STUDY ON FREQUENCY LOCK-IN RESONANCE IN ICE-INDUCED VIBRATION

  • Frequency lock-in resonance in ice-induced vibration (IIV) threatens severely the safety of the structures and worsens the working environment for operators. Its underlying mechanism is unclear yet. This paper presents a theoretical study on the mechanism of the frequency lock-in resonance for compliant structures. The study is based on an intermittent ice-crushing type of IIV model developed previously by the author and co-worker (Huang and Liu, 2009). The frequency lock-in resonance is predicted over an ice velocity span. Then the parametric analysis is performed on IIV and frequency lock-in resonance for some influential factors, including structural damping and stiffness, ice stiffness, ice-crushing zone length, ductile-brittle transitional ice-velocity and randomness in the ice-crushing strength and ice-crushing zone length. From these theoretical studies, the mechanism of the frequency lock-in resonance is investigated. It is shown that although both the predominant ice and structural response frequencies are locked to the structural natural frequency when frequency lock-in resonance takes place, the time history profiles of ice force and structural response and their frequency spectra are different corresponding to the different ice velocity. Not only the conventional mono-frequency resonance with the uniform amplitude but also the multi-frequency beat resonance with the periodically changing amplitudes are predicated.
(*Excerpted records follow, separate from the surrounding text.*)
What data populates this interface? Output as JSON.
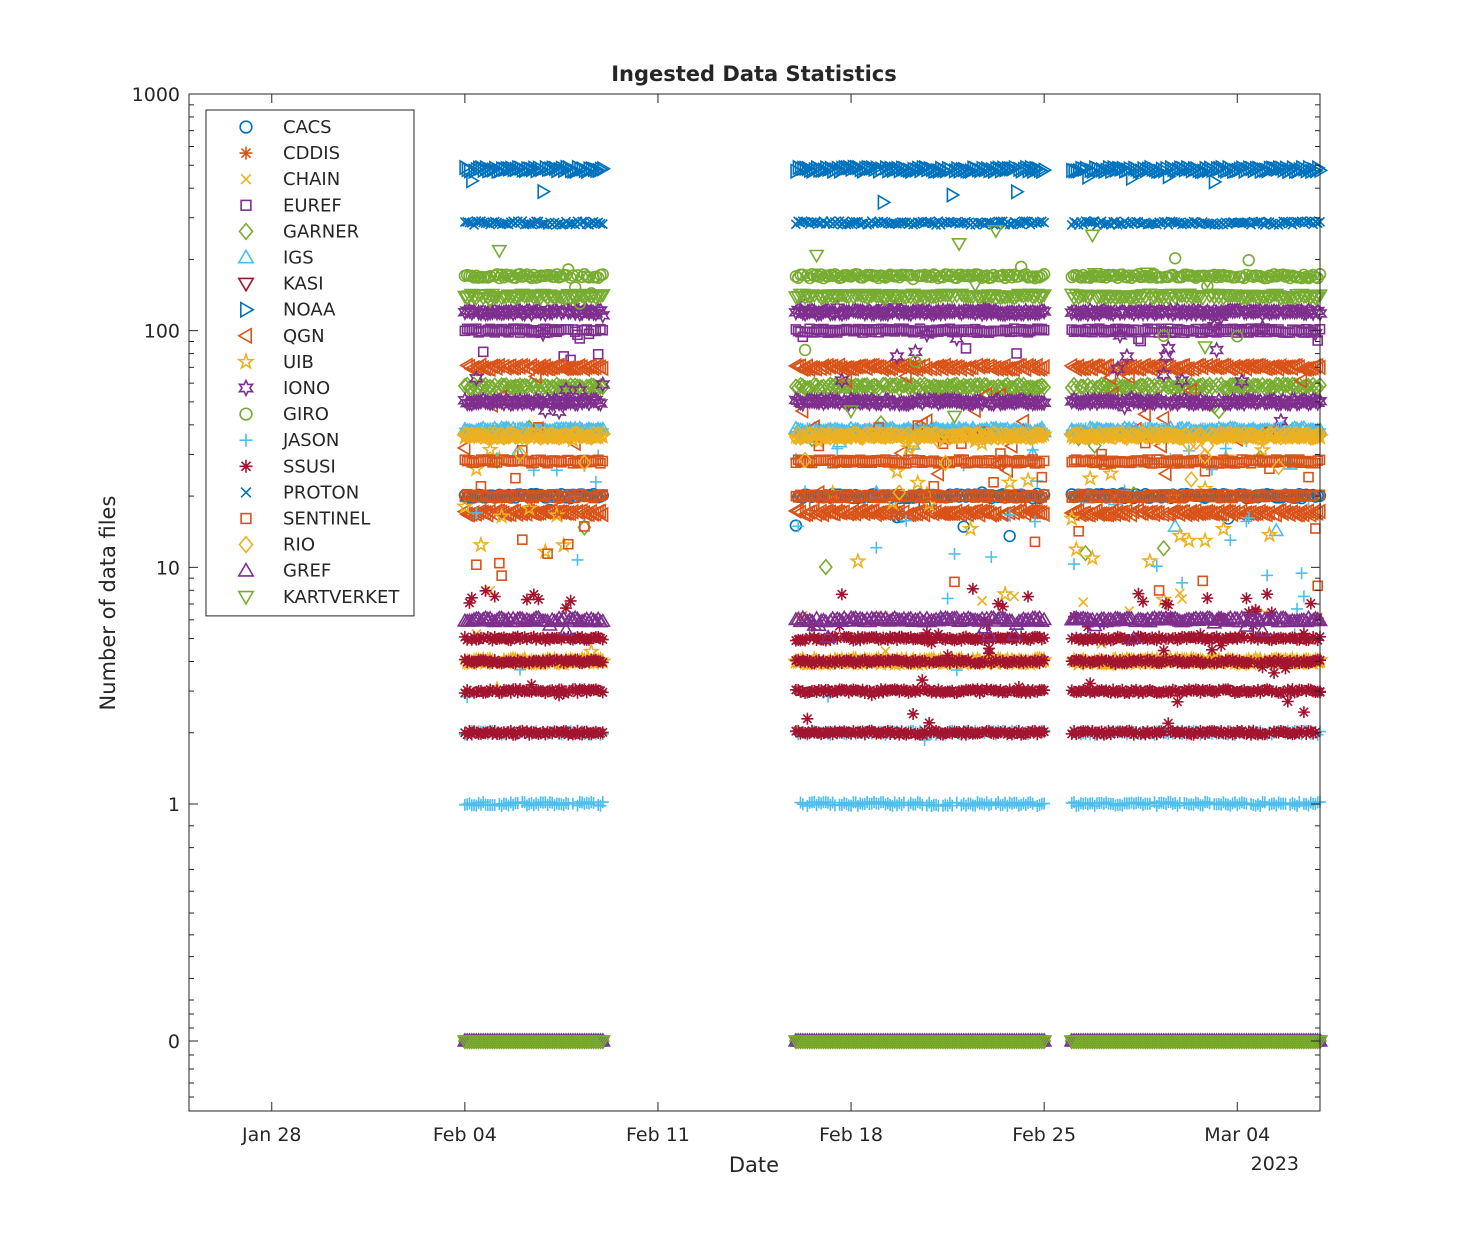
{
  "chart_data": {
    "type": "scatter",
    "title": "Ingested Data Statistics",
    "xlabel": "Date",
    "ylabel": "Number of data files",
    "x_scale": "time",
    "y_scale": "log (with 0 shown below 0.1 on a separate band)",
    "x_ticks": [
      "Jan 28",
      "Feb 04",
      "Feb 11",
      "Feb 18",
      "Feb 25",
      "Mar 04"
    ],
    "x_tick_dates": [
      "2023-01-28",
      "2023-02-04",
      "2023-02-11",
      "2023-02-18",
      "2023-02-25",
      "2023-03-04"
    ],
    "x_year_label": "2023",
    "xlim": [
      "2023-01-25",
      "2023-03-07"
    ],
    "y_ticks": [
      "0",
      "1",
      "10",
      "100",
      "1000"
    ],
    "y_tick_values": [
      0,
      1,
      10,
      100,
      1000
    ],
    "ylim": [
      0,
      1000
    ],
    "legend_position": "top-left",
    "grid": false,
    "date_segments": [
      [
        "2023-02-04",
        "2023-02-09"
      ],
      [
        "2023-02-16",
        "2023-02-25"
      ],
      [
        "2023-02-26",
        "2023-03-07"
      ]
    ],
    "series": [
      {
        "name": "CACS",
        "marker": "circle",
        "color": "#0072BD",
        "typical_values": [
          20,
          0
        ],
        "scatter_range": [
          13,
          21
        ]
      },
      {
        "name": "CDDIS",
        "marker": "asterisk",
        "color": "#D95319",
        "typical_values": [
          0
        ],
        "scatter_range": [
          0,
          0
        ]
      },
      {
        "name": "CHAIN",
        "marker": "x",
        "color": "#EDB120",
        "typical_values": [
          4,
          0
        ],
        "scatter_range": [
          4,
          8
        ]
      },
      {
        "name": "EUREF",
        "marker": "square",
        "color": "#7E2F8E",
        "typical_values": [
          100,
          0
        ],
        "scatter_range": [
          75,
          100
        ]
      },
      {
        "name": "GARNER",
        "marker": "diamond",
        "color": "#77AC30",
        "typical_values": [
          58,
          0
        ],
        "scatter_range": [
          9,
          60
        ]
      },
      {
        "name": "IGS",
        "marker": "triangle-up",
        "color": "#4DBEEE",
        "typical_values": [
          38,
          0
        ],
        "scatter_range": [
          12,
          38
        ]
      },
      {
        "name": "KASI",
        "marker": "triangle-down",
        "color": "#A2142F",
        "typical_values": [
          0
        ],
        "scatter_range": [
          0,
          0
        ]
      },
      {
        "name": "NOAA",
        "marker": "triangle-right",
        "color": "#0072BD",
        "typical_values": [
          480
        ],
        "scatter_range": [
          350,
          500
        ]
      },
      {
        "name": "QGN",
        "marker": "triangle-left",
        "color": "#D95319",
        "typical_values": [
          70,
          17
        ],
        "scatter_range": [
          17,
          70
        ]
      },
      {
        "name": "UIB",
        "marker": "star5",
        "color": "#EDB120",
        "typical_values": [
          4,
          36
        ],
        "scatter_range": [
          3,
          36
        ]
      },
      {
        "name": "IONO",
        "marker": "star6",
        "color": "#7E2F8E",
        "typical_values": [
          120,
          50
        ],
        "scatter_range": [
          40,
          130
        ]
      },
      {
        "name": "GIRO",
        "marker": "circle",
        "color": "#77AC30",
        "typical_values": [
          170
        ],
        "scatter_range": [
          60,
          210
        ]
      },
      {
        "name": "JASON",
        "marker": "plus",
        "color": "#4DBEEE",
        "typical_values": [
          2,
          1,
          38
        ],
        "scatter_range": [
          1,
          38
        ]
      },
      {
        "name": "SSUSI",
        "marker": "asterisk",
        "color": "#A2142F",
        "typical_values": [
          5,
          4,
          3,
          2
        ],
        "scatter_range": [
          2,
          8
        ]
      },
      {
        "name": "PROTON",
        "marker": "x",
        "color": "#0072BD",
        "typical_values": [
          285
        ],
        "scatter_range": [
          285,
          285
        ]
      },
      {
        "name": "SENTINEL",
        "marker": "square",
        "color": "#D95319",
        "typical_values": [
          28,
          20
        ],
        "scatter_range": [
          8,
          40
        ]
      },
      {
        "name": "RIO",
        "marker": "diamond",
        "color": "#EDB120",
        "typical_values": [
          36
        ],
        "scatter_range": [
          20,
          36
        ]
      },
      {
        "name": "GREF",
        "marker": "triangle-up",
        "color": "#7E2F8E",
        "typical_values": [
          6,
          0
        ],
        "scatter_range": [
          5,
          6
        ]
      },
      {
        "name": "KARTVERKET",
        "marker": "triangle-down",
        "color": "#77AC30",
        "typical_values": [
          0,
          140
        ],
        "scatter_range": [
          30,
          280
        ]
      }
    ]
  }
}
For the frequency lock-in resonance, structural and ice properties affect the length and location of the ice velocity span as well as the response amplitude, and the randomness and strain rate effect in ice-crushing are the two competing factors. It is unveiled that the strain rate effect of the ice-crushing strength is responsible for the frequency lock-in resonance, by frequency modulation and by promoting the uneven kinetic energy transfer between ice and structures, a positive feedback mechanism. The present novel mechanism is a coupled vibration that is essentially different from the conventional one, i.e., the negative damping in self vibration predicted from the continuous ice-crushing type of IIV models. The present result is instructive to the further systematic experimental study on the frequency loc-in resonance and to devising some effective techniques for the mitigation of intensive IIV.